VII. Homework Problems:
1) Hemophilia is a sex-linked recessive disease that causes reduced blood clotting, which can result in increased bruising and excessive bleeding. Monica who is a carrier for hemophilia marries Eric (he does not have hemophilia). Use the letter H when writing genotypes.
a. What is Monica’s genotype?
b. What is Eric’s genotype?
Show all work including a Punnett square below.
c. What are the phenotypes of the sons?
d. What are the phenotypes of the daughters?
e. What is the chance Eric and Monica will have a child with hemophilia?
2) In humans, earlobes are either “free” or “attached”. The free earlobe trait is dominant over attached earlobes. The ability to taste certain substances is also genetically controlled. Some people can taste Phenylthiocarbamate (PTC), a dominant trait, while others cannot (the recessive trait).
A man heterozygous for both free earlobes and ability to taste PTC marries a woman with attached earlobes who is heterozygous for the ability to taste PTC. Show all work including a Punnett square below. E= free earlobes; e = attached earlobes; P = PTC taster; p = non PTC taster.
a. What are the genotypes of the parents?
Male’s genotype: Female’s genotype:
b. What are the possible gametes for each parent? Draw a Punnett square to determine the genotypes and phenotypes of their children.
c. What is the phenotypic ratio for this cross? Be sure to write out phenotypes.

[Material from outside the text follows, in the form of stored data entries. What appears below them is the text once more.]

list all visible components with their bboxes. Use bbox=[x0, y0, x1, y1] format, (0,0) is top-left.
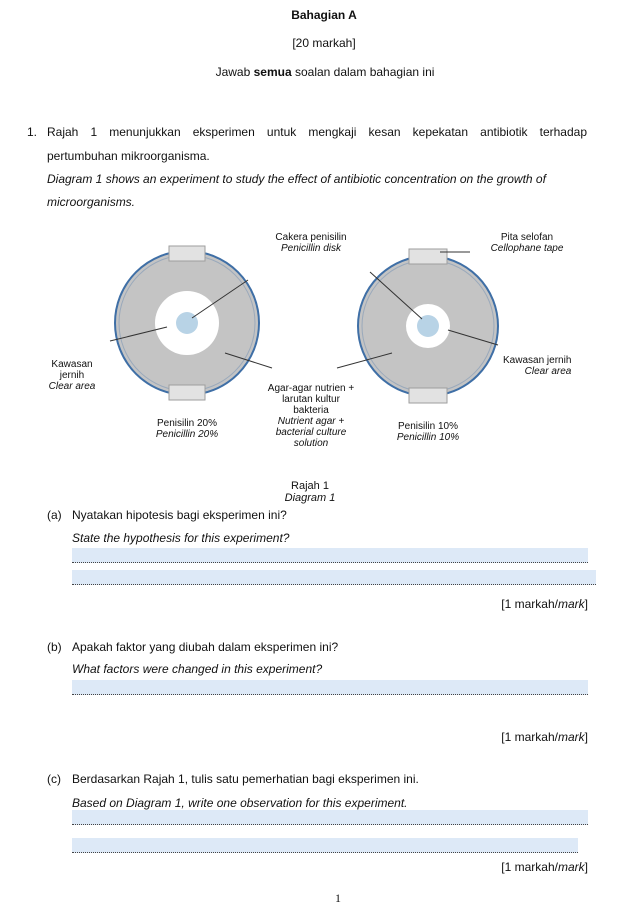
part-question-en: Based on Diagram 1, write one observation for this experiment. bbox=[72, 796, 408, 810]
question-text-en: microorganisms. bbox=[47, 195, 136, 209]
part-question-ms: Apakah faktor yang diubah dalam eksperimen ini? bbox=[72, 640, 339, 654]
instruction-text: soalan dalam bahagian ini bbox=[291, 65, 435, 79]
part-label: (b) bbox=[47, 640, 62, 654]
label-dish-left: Penisilin 20% Penicillin 20% bbox=[155, 418, 219, 440]
penicillin-disk bbox=[176, 312, 198, 334]
part-marks: [1 markah/mark] bbox=[501, 597, 588, 611]
page-number: 1 bbox=[335, 891, 341, 905]
section-instruction bbox=[216, 65, 435, 79]
cellophane-tape bbox=[409, 249, 447, 264]
cellophane-tape bbox=[169, 246, 205, 261]
instruction-emphasis: semua bbox=[253, 65, 292, 79]
penicillin-disk bbox=[417, 315, 439, 337]
total-marks: [20 markah] bbox=[292, 36, 356, 50]
cellophane-tape bbox=[409, 388, 447, 403]
question-text-ms: Rajah 1 menunjukkan eksperimen untuk mengkaji kesan kepekatan antibiotik terhadap bbox=[47, 125, 587, 139]
diagram-caption-ms: Rajah 1 bbox=[291, 480, 329, 492]
part-question-ms: Berdasarkan Rajah 1, tulis satu pemerhatian bagi eksperimen ini. bbox=[72, 772, 419, 786]
label-nutrient-agar: Agar-agar nutrien + larutan kultur bakteria Nutrient agar + bacterial culture solution bbox=[267, 383, 355, 449]
answer-line[interactable] bbox=[72, 838, 578, 853]
instruction-text: Jawab bbox=[215, 65, 254, 79]
label-cellophane-tape: Pita selofan Cellophane tape bbox=[490, 232, 564, 254]
answer-line[interactable] bbox=[72, 810, 588, 825]
question-number: 1. bbox=[27, 125, 38, 139]
section-title: Bahagian A bbox=[291, 8, 357, 22]
petri-dish-left bbox=[115, 246, 259, 400]
part-marks: [1 markah/mark] bbox=[501, 860, 588, 874]
label-clear-area-right: Kawasan jernih Clear area bbox=[503, 355, 572, 377]
part-question-en: State the hypothesis for this experiment? bbox=[72, 531, 290, 545]
cellophane-tape bbox=[169, 385, 205, 400]
part-question-en: What factors were changed in this experiment? bbox=[72, 662, 323, 676]
part-label: (a) bbox=[47, 508, 62, 522]
label-dish-right: Penisilin 10% Penicillin 10% bbox=[396, 421, 460, 443]
answer-line[interactable] bbox=[72, 548, 588, 563]
part-label: (c) bbox=[47, 772, 61, 786]
answer-line[interactable] bbox=[72, 570, 596, 585]
answer-line[interactable] bbox=[72, 680, 588, 695]
diagram-caption-en: Diagram 1 bbox=[284, 492, 336, 504]
label-clear-area-left: Kawasan jernih Clear area bbox=[48, 359, 96, 392]
question-text-en: Diagram 1 shows an experiment to study the effect of antibiotic concentration on the growth of bbox=[47, 172, 546, 186]
petri-dish-right bbox=[358, 249, 498, 403]
label-penicillin-disk: Cakera penisilin Penicillin disk bbox=[275, 232, 347, 254]
question-text-ms: pertumbuhan mikroorganisma. bbox=[47, 149, 210, 163]
part-question-ms: Nyatakan hipotesis bagi eksperimen ini? bbox=[72, 508, 287, 522]
part-marks: [1 markah/mark] bbox=[501, 730, 588, 744]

3) Phenylketonuria is an autosomal recessive disorder (see section V) that causes mental impairment and reduced pigmentation of hair and skin. A woman with phenylketonuria and a man heterozygous for phenylketonuria have children.

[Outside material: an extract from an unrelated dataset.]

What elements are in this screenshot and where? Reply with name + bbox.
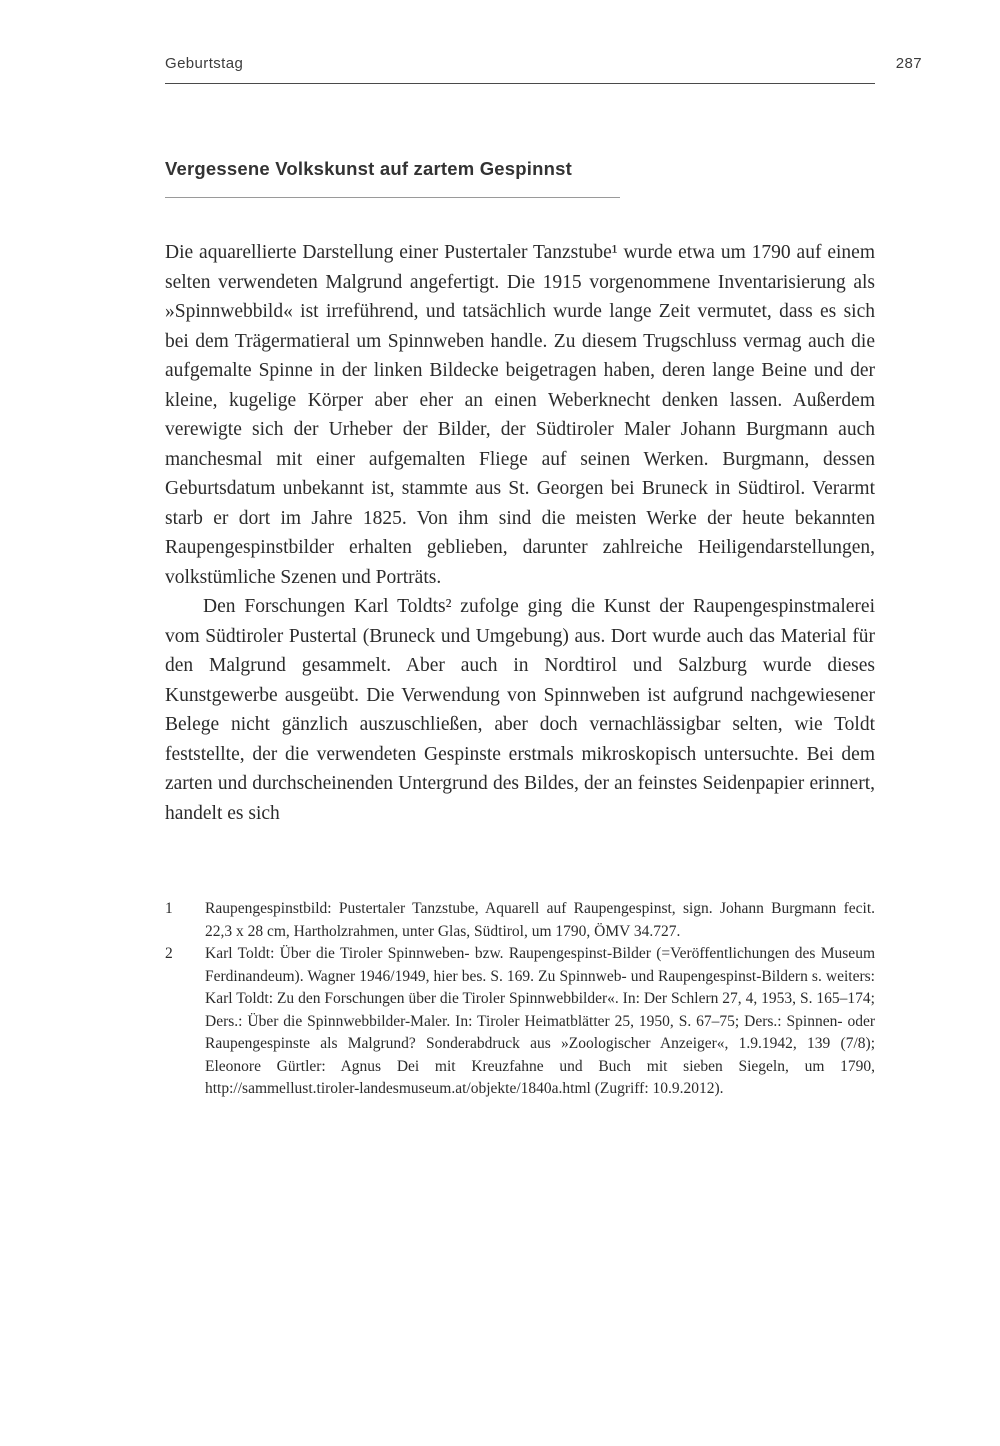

Female’s genotype: Male’s genotype:
a. Show all work including a Punnett square.
b. What is the probability of a child with phenylketonuria?
4) Alisha has blood type B. Her mother has blood type O. Alisha marries Jared, who has blood type AB.

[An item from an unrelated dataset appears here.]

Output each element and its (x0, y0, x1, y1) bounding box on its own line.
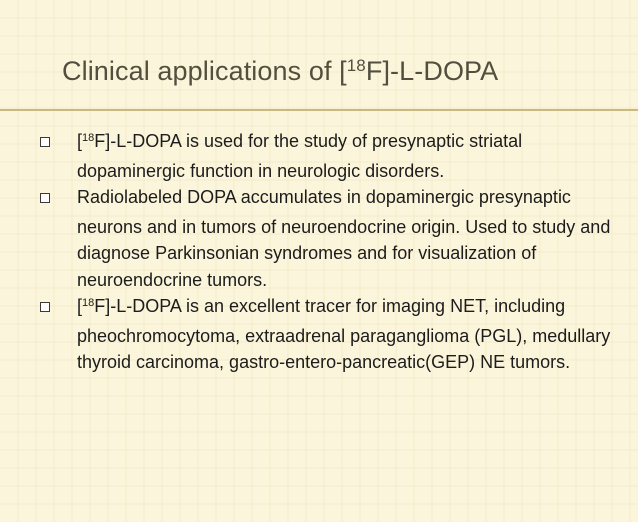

a. What is Alisha’s genotype?
b. What is Jared’s genotype?
c. Using a Punnett square, determine the probability of the couple having a child with the following:
blood type B? blood type O? blood type AB? blood type A?
d. Alisha and Jared divorce. Alisha marries Daniel whose blood type is O. Daniel’s genotype:
e. What is the chance that Alisha and Daniel will have a child with blood type O?
5) Achondroplasia is an autosomal dominant (see section V) condition that results in short stature or dwarfism due to lack of bone growth. Ndidi has achondroplasia and is concerned about passing it on to her children. Her father was of normal height, but her mother had achondroplasia. Use the letter A when writing genotypes.
a. What are the genotypes of Ndidi’s mother and father?
b. What is Ndidi’s genotype?
c. Ndidi marries Abubakar, who is heterozygous for achondroplasia. What is Abubakar’s genotype?
d. What is the chance that Ndidi and Abubakar’s children will have this condition?
Show all work including a Punnett square below.
6) Fragile X disorder is a sex linked recessive disorder. Albinism is an autosomal recessive trait characterized by a lack of pigment in the skin, eyes and hair. HINT: THE GENES INVOLVED ARE ON TWO DIFFERENT CHROMOSOMES!
Kyra is a carrier for Fragile X disorder and is unaffected by albinism. Kyra’s mother has unpigmented skin, eyes and hair. Kyra marries Randy who is an albino, and does not have Fragile X disorder.
a. What is Kyra’s genotype?
b. What is Randy’s genotype?
c. What are the possible genotypes and phenotypes of their children? Use a Punnett square.
d. What is the chance of having a child with Fragile X disorder that is also an albino?
e. What would be the gender of this child?